Custody of Minor Children in a Divorce: The Basics

Learn the basics about the various types of child custody arrangements.

Both parents must decide on custody of minor children under the age of 18. Divorce courts are very concerned regarding the well-being of any children born naturally to both parents or adopted by the parents. If the wife is pregnant, the child should be listed as "one unborn" in the petition and be treated as a born child for purposes of a dissolution of marriage. There are four basic types of child custody recognized under state laws:

1. Sole Physical Custody: Sole physical custody means the children shall reside with and under the supervision of one parent, subject to the power of the court to approve the parent's plan for visitation rights granted to the other parent.

2. Joint Physical Custody: Joint physical custody means that each of the parents shall have significant periods of physical custody. In other words, the physical custody of the children shall be such that both parents have more or less continuing contact with the children.

3. Sole Legal Custody: Sole legal custody means that one parent shall have the right and the responsibility to make decisions relating to the health, education and welfare of the children, subject of course to the visitation rights of the other parent. Although courts favor joint legal custody, sole legal custody continues to be the leading type of custody for most children when there is a marital breakup.

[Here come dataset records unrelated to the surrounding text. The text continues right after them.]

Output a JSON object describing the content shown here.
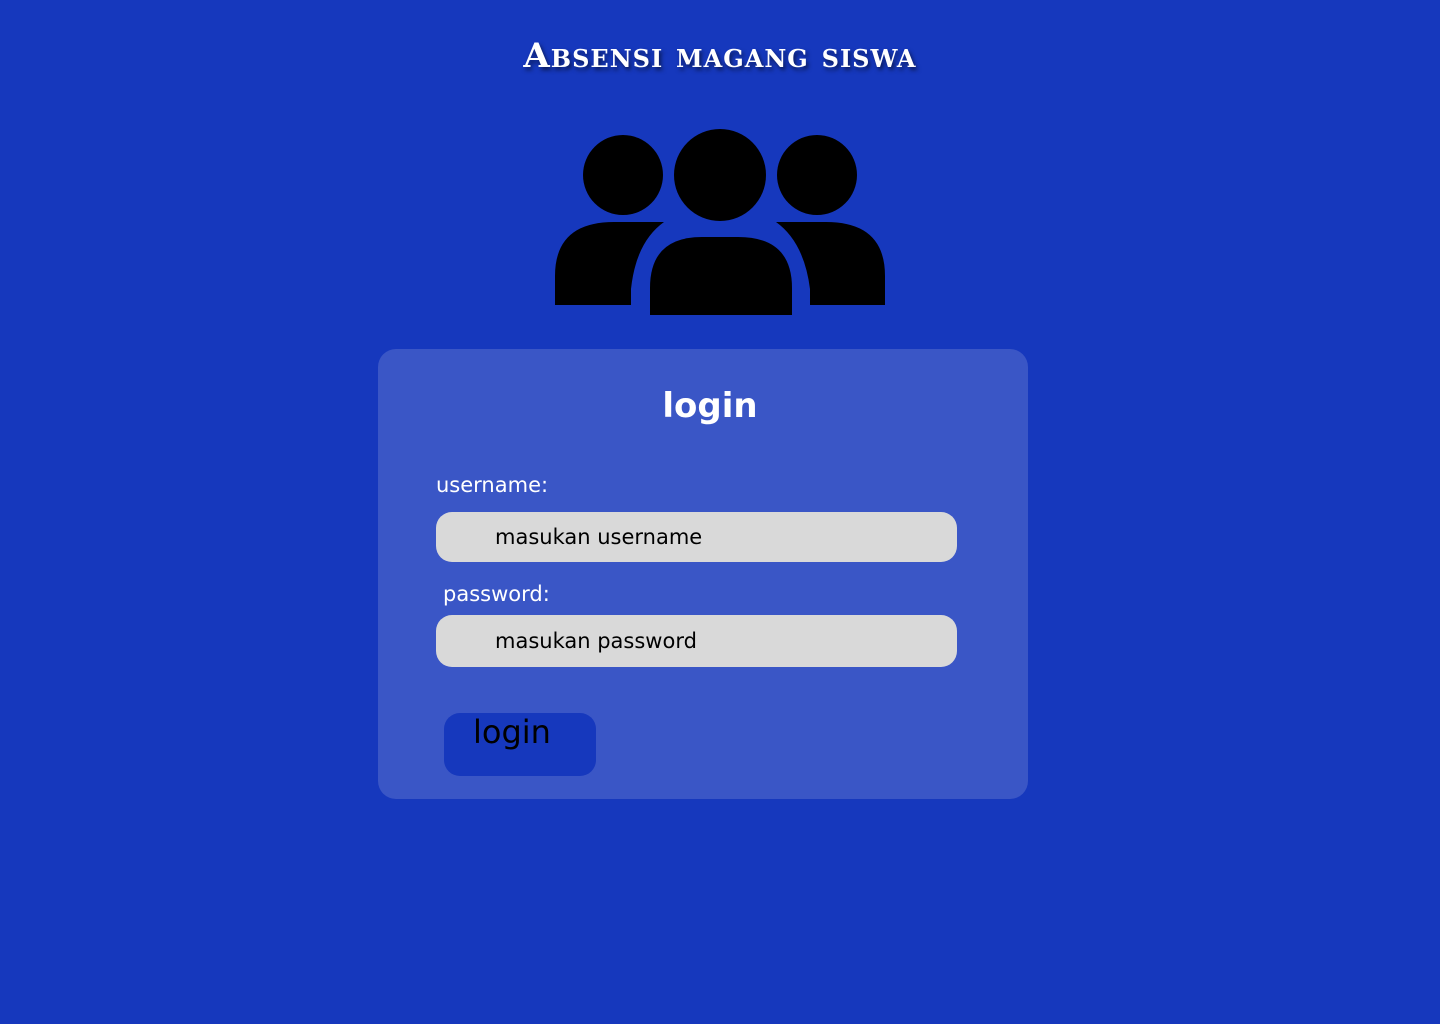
{
  "header": {
    "title": "Absensi magang siswa",
    "icon": "users-group-icon"
  },
  "login_form": {
    "title": "login",
    "username_label": "username:",
    "username_placeholder": "masukan username",
    "username_value": "",
    "password_label": "password:",
    "password_placeholder": "masukan password",
    "password_value": "",
    "submit_label": "login"
  },
  "colors": {
    "background": "#1638bd",
    "card": "#3a56c6",
    "input": "#d9d9d9",
    "button": "#1638bd",
    "icon": "#000000",
    "text_light": "#ffffff"
  }
}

4. Joint Legal Custody: Joint legal custody means that both parents share the right and the responsibility to make decisions relating to the health, education and welfare of the children. The law presumes that joint legal custody is in the best interest of the minor children when the parents have agreed to joint legal custody and submitted a workable "parenting plan." However, joint legal custody is not for everyone. It requires the parents to cooperate and lay aside all differences for the benefit and interest of the children.

Visitation Rights

In recent years, lawmakers have come to recognize that visitation rights are not something that can be easily made into law. Nonetheless, law states that any person having an interest in the welfare of the children is entitled to reasonable visitation. What is reasonable in one circumstance is not necessarily reasonable in another; therefore, discretion is left with the parents to implement standards of visitation that are reasonable under their circumstances. This would include grandparents and others.